Repeat steps 2 and 3 above but including more than one variable in your model. You can easily do this in the lm()
function by adding another variable to the formula with the +
operator as so (but just replace the INSERT_VARIABLE_X
parts):
multi_nba_lm <- lm(min_per_game ~ INSERT_VARIABLE_1 + INSERT_VARIABLE_2,
data = nba_data_2022)
Experiment with different sets of the continuous variables. What sets of continuous variables do you think model minutes per game best? (Remember to use the Adjusted \(R^2\) when comparing models that have different numbers of variables).
Beware collinearity! Load the car
library (install it if necessary!) and use the vif()
function to check for possible (multi)collinearity. The vif()

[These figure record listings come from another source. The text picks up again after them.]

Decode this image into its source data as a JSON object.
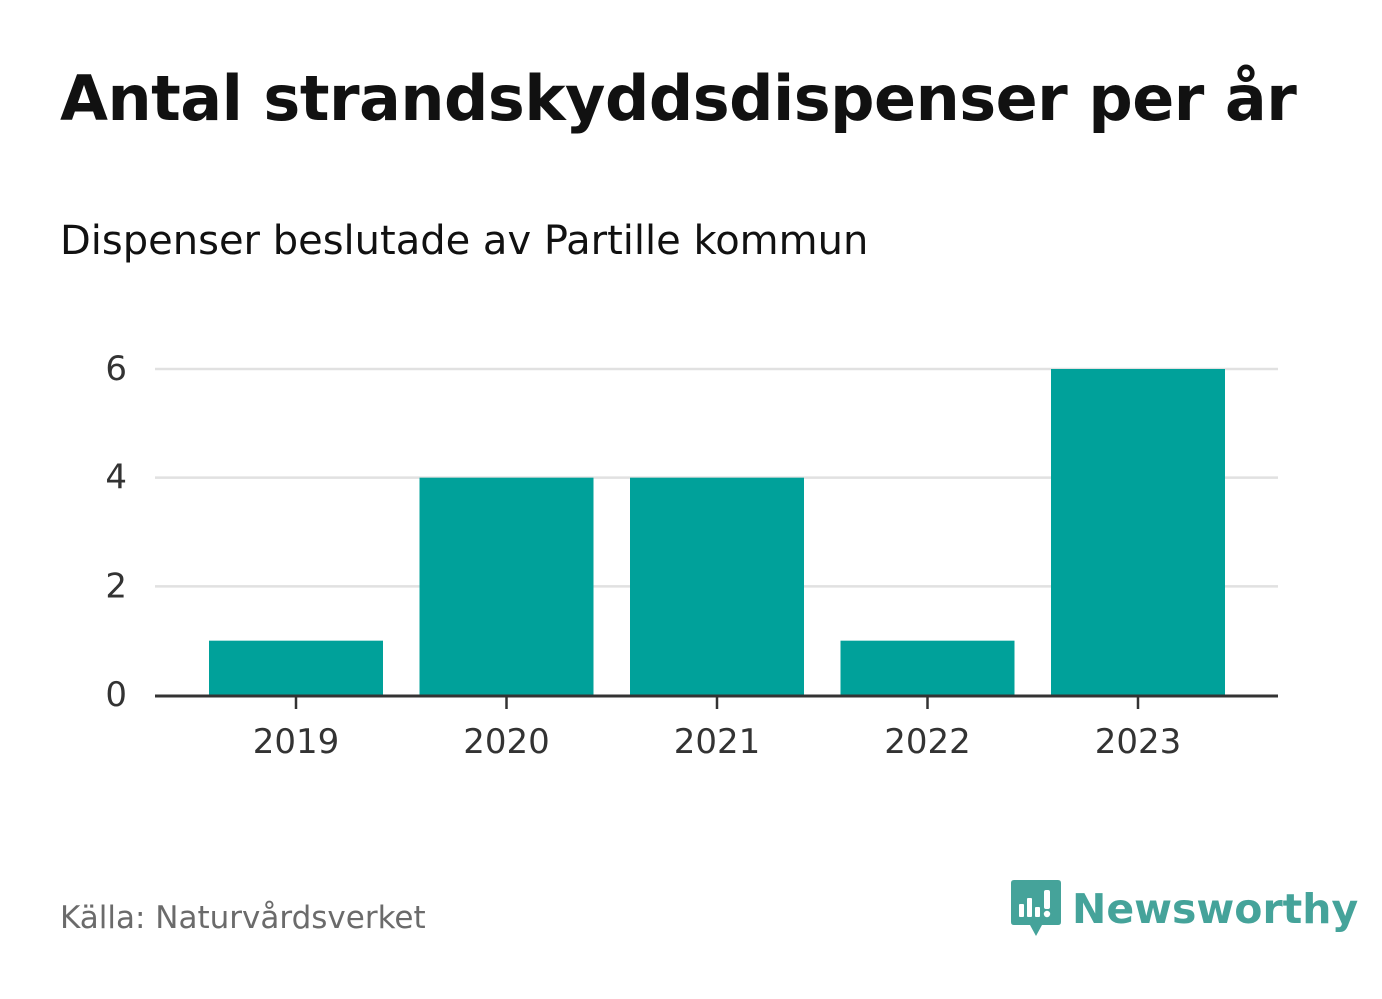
{
  "title": "Antal strandskyddsdispenser per år",
  "subtitle": "Dispenser beslutade av Partille kommun",
  "source": "Källa: Naturvårdsverket",
  "brand": {
    "name": "Newsworthy",
    "icon": "newsworthy-logo-icon",
    "color": "#45a39a"
  },
  "colors": {
    "bar": "#00a19a",
    "grid": "#e1e1e1",
    "axis": "#333333"
  },
  "chart_data": {
    "type": "bar",
    "title": "Antal strandskyddsdispenser per år",
    "subtitle": "Dispenser beslutade av Partille kommun",
    "categories": [
      "2019",
      "2020",
      "2021",
      "2022",
      "2023"
    ],
    "values": [
      1,
      4,
      4,
      1,
      6
    ],
    "xlabel": "",
    "ylabel": "",
    "ylim": [
      0,
      6
    ],
    "yticks": [
      "0",
      "2",
      "4",
      "6"
    ],
    "grid": true,
    "legend": "none"
  }
}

function computes the variance inflation factor (VIF) where for predictor \(x_j\) for \(j \in 1,\dots, p\):
\[
VIF_j = \frac{1}{1 - R^2_j}
\] where \(R^2_j\) is the \(R^2\) from a variable with variable \(x_j\) as the response and the other \(p-1\) predictors as the explanatory variables. VIF values close to 1 indicate the variable is not correlated with other predictors, while VIF values over 5 indicate strong presence of collinearity. If present, remove a variable with VIF over 5, and redo the fit. Rinse, lather, and repeat until the vif()
outputs are all less than 5. The follow code chunk displays an example of using this function:
# First install the package by uncommenting out the following line:
# install.packages("car")
library(car)
vif(multi_nba_lm)
Tomorrow’s lab will focus on categorical variables, interactions, and holdout data predictions.